At the Cowboy Club, Ryan ordered white wine for Linda and for himself a double martini.

“A Martini?” Linda asked when the waiter moved away, “you drank Gibsons in Vegas?”

“Lots of people order martinis, Gibsons are uncommon. Sedona is much smaller than Vegas. I don’t want to be remembered.”

Linda shook her head. “I’m learning all the time.”

Ryan smiled. “If you don’t wish to be noticed, don’t do anything to be noticed. Every business has its ins and outs.”

“That woman,” Linda said, “the blonde in Vegas, wasn’t she a bit young?”

“She was thirty-two, not all that much younger than you.”

“I see,” Linda said. “I suppose you could tell her age from her fake boobs?”
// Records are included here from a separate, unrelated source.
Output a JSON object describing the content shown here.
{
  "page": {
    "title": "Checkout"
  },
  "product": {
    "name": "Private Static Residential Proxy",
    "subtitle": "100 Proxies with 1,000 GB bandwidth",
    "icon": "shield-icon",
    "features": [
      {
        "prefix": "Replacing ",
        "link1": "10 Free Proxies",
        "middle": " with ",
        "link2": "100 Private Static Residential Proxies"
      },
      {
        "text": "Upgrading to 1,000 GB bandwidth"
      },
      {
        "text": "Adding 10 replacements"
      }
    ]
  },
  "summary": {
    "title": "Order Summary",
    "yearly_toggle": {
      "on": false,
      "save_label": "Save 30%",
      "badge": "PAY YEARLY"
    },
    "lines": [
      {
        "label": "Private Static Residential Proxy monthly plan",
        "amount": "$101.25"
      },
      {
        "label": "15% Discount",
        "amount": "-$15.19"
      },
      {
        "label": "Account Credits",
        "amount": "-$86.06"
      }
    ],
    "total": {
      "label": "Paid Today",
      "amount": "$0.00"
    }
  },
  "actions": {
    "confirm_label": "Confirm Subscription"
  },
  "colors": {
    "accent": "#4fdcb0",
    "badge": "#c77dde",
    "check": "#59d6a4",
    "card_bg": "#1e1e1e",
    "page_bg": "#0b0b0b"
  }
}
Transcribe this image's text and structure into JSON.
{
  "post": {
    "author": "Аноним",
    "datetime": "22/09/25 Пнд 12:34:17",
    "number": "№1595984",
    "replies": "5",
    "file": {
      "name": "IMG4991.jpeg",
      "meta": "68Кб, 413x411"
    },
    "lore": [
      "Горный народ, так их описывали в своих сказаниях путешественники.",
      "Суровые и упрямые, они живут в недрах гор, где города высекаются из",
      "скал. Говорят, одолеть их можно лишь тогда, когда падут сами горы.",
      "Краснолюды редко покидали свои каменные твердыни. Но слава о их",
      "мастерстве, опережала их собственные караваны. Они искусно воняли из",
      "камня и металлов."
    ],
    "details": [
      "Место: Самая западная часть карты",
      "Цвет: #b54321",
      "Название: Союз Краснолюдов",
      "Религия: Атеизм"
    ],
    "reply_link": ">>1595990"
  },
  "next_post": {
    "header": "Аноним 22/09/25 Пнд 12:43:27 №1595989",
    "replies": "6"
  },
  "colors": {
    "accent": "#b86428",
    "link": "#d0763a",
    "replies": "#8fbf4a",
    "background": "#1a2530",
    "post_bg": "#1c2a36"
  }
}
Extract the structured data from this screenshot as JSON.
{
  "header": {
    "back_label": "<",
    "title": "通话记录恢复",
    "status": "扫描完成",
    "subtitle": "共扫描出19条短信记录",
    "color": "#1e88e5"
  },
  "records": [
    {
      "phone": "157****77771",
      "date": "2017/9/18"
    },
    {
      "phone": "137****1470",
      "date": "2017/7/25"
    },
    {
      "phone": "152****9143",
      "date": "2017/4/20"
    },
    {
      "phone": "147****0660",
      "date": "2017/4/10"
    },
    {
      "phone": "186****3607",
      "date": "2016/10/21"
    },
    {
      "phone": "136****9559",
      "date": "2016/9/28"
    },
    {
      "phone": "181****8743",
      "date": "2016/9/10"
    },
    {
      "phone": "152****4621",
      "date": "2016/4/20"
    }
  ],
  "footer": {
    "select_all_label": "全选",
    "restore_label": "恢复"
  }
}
“It’s a gift, what can I tell ya.”

“And it’s your judgment that I’m older?”

“Yes. But I like older women.”

“Oh.”

“I meant that as a compliment.”

“And how does, you’re an older woman become a compliment?”

“Older women laugh when something is funny. So many younger women have this incessant need to giggle after everything they say, funny or not, as if the giggle was some form of punctuation. Then, after the giggle, they use a head flip or a hand to move their hair.”

The waiter stopped to take their order. Linda chose a steak, Ryan a buffalo burger. He then told the waiter to immediately bring another round of drinks.

“Why do you drink so much?” Linda asked.

“To better stomach my fellow man.”

“And women?”

“And women.”

“And yourself?”

“Particularly myself.”

“So, to go back to where we were before the waiter interrupted, I’m more appealing because I don’t giggle?”